After more than two decades in the city they’re now as close to being Brightonians as makes no difference, and accordingly there was a whole lot of love for them from a nicely packed out Corn Exchange.

They made a cool entrance amid the familiar on-stage foliage (but no sign dancing of the dancing bear), performers and plants both beautifully back-lit.

Who’s in Control, from the band’s 2011 album Valhalla Dancehall, was a barnstorming opener and set the mood for an exhilarating set which rarely stopped for breath.

The band formerly known as British Sea Power, were in robust form propelled by some crisp, powerful drums from guest member and gargantuanly talented Thomas White, he of Electric Soft Parade, Brakes and Fiction Aisle.

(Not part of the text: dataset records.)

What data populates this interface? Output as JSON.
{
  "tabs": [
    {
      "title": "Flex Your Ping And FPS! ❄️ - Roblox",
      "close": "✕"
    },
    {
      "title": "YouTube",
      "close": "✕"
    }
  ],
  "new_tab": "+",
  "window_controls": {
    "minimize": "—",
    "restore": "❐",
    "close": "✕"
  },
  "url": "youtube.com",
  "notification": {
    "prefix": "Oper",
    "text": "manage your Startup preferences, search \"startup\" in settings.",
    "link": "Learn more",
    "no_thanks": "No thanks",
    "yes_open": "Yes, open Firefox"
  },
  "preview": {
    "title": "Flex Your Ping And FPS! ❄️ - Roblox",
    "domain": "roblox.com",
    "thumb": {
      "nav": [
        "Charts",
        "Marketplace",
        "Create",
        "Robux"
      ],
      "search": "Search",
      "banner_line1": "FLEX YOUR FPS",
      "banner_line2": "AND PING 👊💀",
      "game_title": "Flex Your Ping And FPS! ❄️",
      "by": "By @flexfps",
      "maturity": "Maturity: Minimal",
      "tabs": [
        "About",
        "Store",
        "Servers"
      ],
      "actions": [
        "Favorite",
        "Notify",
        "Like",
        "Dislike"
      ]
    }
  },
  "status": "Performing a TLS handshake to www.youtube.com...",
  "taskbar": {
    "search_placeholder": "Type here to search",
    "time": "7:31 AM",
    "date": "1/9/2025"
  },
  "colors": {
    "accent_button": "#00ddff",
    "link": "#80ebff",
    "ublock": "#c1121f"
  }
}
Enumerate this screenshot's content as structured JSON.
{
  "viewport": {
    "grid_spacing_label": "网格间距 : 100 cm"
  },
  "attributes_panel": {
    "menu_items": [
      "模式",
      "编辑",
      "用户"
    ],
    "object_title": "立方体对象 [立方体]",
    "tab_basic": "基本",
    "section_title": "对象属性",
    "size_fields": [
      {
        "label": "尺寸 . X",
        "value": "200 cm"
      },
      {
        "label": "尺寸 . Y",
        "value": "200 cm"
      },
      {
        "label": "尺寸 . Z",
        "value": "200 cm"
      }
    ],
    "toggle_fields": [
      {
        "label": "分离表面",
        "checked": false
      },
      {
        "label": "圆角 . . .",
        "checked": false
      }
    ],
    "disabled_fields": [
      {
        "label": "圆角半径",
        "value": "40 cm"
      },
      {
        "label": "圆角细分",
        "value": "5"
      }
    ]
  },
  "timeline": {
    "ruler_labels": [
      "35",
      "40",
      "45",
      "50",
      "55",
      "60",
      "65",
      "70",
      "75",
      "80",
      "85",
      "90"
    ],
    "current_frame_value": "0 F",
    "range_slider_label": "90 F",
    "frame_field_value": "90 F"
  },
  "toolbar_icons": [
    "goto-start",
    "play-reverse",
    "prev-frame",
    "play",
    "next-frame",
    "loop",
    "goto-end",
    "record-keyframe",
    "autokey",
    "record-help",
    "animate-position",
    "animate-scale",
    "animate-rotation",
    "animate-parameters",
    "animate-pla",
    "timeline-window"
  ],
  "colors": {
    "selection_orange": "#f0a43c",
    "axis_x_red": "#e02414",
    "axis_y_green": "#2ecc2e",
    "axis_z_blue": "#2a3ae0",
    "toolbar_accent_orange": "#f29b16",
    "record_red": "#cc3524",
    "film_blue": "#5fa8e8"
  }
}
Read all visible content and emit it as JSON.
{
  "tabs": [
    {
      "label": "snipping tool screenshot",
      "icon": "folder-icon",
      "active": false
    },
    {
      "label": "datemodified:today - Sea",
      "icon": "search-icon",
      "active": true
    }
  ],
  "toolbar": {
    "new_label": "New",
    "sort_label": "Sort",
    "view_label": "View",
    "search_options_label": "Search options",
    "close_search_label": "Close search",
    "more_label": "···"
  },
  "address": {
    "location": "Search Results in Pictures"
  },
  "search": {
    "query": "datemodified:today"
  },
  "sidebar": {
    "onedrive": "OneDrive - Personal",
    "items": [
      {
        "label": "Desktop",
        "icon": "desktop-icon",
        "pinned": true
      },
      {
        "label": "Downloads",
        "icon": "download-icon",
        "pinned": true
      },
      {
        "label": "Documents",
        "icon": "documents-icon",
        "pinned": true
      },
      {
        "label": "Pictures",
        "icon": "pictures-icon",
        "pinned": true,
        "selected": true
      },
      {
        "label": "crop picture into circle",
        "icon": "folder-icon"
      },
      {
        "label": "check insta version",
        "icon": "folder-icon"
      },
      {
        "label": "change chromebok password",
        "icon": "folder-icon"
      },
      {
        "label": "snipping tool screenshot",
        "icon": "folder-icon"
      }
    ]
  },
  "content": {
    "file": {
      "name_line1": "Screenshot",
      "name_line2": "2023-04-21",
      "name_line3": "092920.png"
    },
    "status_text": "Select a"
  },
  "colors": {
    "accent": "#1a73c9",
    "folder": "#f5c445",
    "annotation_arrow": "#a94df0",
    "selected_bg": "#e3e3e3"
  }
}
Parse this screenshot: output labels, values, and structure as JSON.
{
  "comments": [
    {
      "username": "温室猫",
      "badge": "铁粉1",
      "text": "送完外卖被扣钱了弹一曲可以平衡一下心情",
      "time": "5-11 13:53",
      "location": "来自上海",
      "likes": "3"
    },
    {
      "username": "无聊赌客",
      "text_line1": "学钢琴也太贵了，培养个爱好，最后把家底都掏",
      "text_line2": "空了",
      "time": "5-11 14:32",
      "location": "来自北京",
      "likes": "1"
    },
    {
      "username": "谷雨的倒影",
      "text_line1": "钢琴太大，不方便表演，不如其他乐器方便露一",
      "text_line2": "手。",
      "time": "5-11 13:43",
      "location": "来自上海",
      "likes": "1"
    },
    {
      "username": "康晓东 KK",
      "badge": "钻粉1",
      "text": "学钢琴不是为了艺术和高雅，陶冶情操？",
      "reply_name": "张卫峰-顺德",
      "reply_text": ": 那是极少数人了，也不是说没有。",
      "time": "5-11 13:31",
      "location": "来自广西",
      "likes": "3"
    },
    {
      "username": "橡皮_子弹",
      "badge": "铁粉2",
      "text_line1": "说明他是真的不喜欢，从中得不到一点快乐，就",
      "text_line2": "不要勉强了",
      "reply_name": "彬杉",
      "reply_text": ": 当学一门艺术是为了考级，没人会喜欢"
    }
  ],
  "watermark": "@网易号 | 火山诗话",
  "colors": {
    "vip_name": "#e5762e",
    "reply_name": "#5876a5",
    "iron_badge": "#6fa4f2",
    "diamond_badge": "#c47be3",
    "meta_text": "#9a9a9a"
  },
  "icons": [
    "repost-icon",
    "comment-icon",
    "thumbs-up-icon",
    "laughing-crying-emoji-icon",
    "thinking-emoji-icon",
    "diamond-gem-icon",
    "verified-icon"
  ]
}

Lead guitarist Martin Noble retains a his own unique style and his shimmering soundscapes are a key part of Sea Power, and singer Yan was in ruddy good voice, aided by the venue’s exceptionally clear and warm PA.

In fact, it’s worth noting the contribution of the newly renovated Corn Exchange. The new lights were cool, the sound was as clean as a whistle, and there was a real sense of space under the high ceilings and beautiful carpentry.

Back on stage there was a nice blend of newer material from the 2022 album Everything Was Forever and older crowd-pleasers.

Of the more recent vintage Doppelganger fared particularly well, tight drums and bass with screeching viola and marauding guitar.

The band’s multi-layered sound soared throughout, with a tasty mix of guitar pedal trickery and hard playing.

Other highlights included some gorgeous country-tinged licks on The Smallest Church in Sussex (a song which namechecks the Seven Sisters) and an exultant version of the timeless Carrion.

There was nothing from their melancholic 2020 computer game soundtrack Disco Elysium, perhaps understandable given the slower pace and brooding atmospheric nature of the material.

However they did end with an instrumental, the marvellous epic The Great Skua, a musical paean to a piratical seabird and the global eco-system, which isn’t something you’ll find yourself writing about many songs.

The night ended with adulation and waving of caps as the band joined together and beamed their way through a group bow, deservedly soaking up the love.